I actually used the recommended dimensions suggested by Huawei App Gallery since 95% of people who play my browser games find them on the Huawei App Gallery and the other 5% go directly to my website. 

Yeah, it fits your monitor, which is great if you're the only one to play it.  On my monitor (2160p, no desktop scaling, no browser scaling), it's unpleasantly small.  Full screen would fix this.  (Also, there's some text (?) on the bottom of the game that gets cut off.)

Thanks for the feedback. I've enabled full screen mode on  itch.io.  (Itch.io's full screen, not Unity's).

There is no text on the bottom when you play the game. Only the start screen has the instructions, and below the instructions a banner ad, showcasing my other games. (If the instructions are cut-off, the game would be unplayable, because you wouldn't see the bottom rows of tiles.)

I've enabled full screen mode on  itch.io.  (Itch.io's full screen, not Unity's).

Does not work. The "fullscreen" is not fullscreen. Oh, the browser goes fullscreen and it is different than regular fullscreen with F11.

But try pressing ctrl + and - . The browser zoom setting still get's applied. Anyone not browsing with 100% zoom will not see the game in fullscreen.

I randomly tried a few other games that are Unity and web. Some work, some do not even have a fullscreen button. There even seems to be an issue with staying "fullscreen", but rendering the game to a lower resolution. The Unity fullscreen button seemed to be the most reliable.
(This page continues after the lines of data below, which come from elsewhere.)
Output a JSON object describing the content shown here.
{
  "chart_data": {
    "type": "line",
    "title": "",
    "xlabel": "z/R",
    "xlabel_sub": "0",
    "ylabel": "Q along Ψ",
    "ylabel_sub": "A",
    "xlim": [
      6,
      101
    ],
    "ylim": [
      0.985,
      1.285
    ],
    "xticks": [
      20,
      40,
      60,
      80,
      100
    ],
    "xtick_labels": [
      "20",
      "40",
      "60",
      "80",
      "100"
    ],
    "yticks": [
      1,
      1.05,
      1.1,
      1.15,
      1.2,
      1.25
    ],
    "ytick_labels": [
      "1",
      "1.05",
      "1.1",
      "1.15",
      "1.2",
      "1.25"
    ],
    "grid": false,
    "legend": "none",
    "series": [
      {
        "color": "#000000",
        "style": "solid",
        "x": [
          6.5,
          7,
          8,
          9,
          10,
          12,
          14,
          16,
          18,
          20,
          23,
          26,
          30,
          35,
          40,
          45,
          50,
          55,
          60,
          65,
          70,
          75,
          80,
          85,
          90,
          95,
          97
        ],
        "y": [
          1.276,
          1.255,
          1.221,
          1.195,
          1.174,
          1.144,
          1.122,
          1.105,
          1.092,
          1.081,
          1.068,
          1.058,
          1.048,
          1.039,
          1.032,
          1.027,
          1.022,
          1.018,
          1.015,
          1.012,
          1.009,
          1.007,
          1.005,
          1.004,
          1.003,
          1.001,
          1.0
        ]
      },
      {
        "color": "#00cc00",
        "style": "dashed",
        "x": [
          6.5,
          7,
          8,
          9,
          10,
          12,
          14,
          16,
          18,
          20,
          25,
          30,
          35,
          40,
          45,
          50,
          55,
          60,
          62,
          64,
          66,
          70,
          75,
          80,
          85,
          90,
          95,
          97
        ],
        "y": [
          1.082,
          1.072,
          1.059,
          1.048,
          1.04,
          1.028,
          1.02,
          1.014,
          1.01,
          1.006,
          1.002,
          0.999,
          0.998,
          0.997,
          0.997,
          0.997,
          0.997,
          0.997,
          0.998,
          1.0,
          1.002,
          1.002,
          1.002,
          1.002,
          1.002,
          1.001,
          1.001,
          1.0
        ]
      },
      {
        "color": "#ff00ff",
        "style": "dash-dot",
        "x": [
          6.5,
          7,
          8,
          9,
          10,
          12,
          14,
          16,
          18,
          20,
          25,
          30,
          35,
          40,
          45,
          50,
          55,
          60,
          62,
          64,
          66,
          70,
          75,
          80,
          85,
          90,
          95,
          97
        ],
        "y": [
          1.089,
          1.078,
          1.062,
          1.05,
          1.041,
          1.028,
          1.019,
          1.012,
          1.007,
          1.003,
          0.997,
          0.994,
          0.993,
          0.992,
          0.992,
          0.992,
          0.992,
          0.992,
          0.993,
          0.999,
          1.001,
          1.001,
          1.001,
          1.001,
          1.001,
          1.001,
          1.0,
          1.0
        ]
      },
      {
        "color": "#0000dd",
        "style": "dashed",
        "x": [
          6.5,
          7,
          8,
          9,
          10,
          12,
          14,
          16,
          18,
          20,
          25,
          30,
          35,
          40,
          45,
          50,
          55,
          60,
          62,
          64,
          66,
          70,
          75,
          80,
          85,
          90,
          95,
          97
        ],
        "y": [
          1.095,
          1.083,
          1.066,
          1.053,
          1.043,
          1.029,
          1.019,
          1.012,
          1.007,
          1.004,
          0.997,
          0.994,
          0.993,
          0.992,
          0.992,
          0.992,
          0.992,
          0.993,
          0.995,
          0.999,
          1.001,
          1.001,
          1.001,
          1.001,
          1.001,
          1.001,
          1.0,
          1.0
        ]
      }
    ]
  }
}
It is a shame that developers have to do this manually and is not handled in a plug&play fashion easy to implement. And a shame it is, because resizing screen resolution is old, not new. With crt displays this was common. The whole display would be analogous set to a new hardware resolution. You could never be sure what the pixel resolution would be. One would excpect time tested solutions to this kind of problems.

I believe Unity has done an overhaul of their web browser backend in their latest beta version. Perhaps this is an issue they addressed.

I prefer to use Clickteam Fusion for web games - but with this particular game I encountered a bug in Fusion, so rewrote it in Unity (it was quicker than rewriting it in Fusion to overcome the bug). All my other browser games are written in Clickteam Fusion. 

What reason would your default resolution be different than your canvasses?

As a web developer, screen resolutions were so easy to work with. But as a game developer, I hate it lol. As far as I know, fluid layouts such as 100% screen width isn't even a thing. Trying to figure out sizes that scale with every device is not easy, especially since not every device will be your reference resolution or default resolution.

To give the canvas more space to scale on different sizes like 600 x 800. I have it at 550 x 800 with the setting match 80% of the height.

You can program the camera to adjust itself when necessary.  Test the screen width and height and if it's too far from your target, it can change the projection size (orthographic) etc.  Just do a search on setting the camera size in Unity. There are multiple options. 

Wouldn't it be nice if mobile screens all had the same resolution?!

I do know how to change the camera settings in code, but how can I detect a user's resolution in code? Any idea?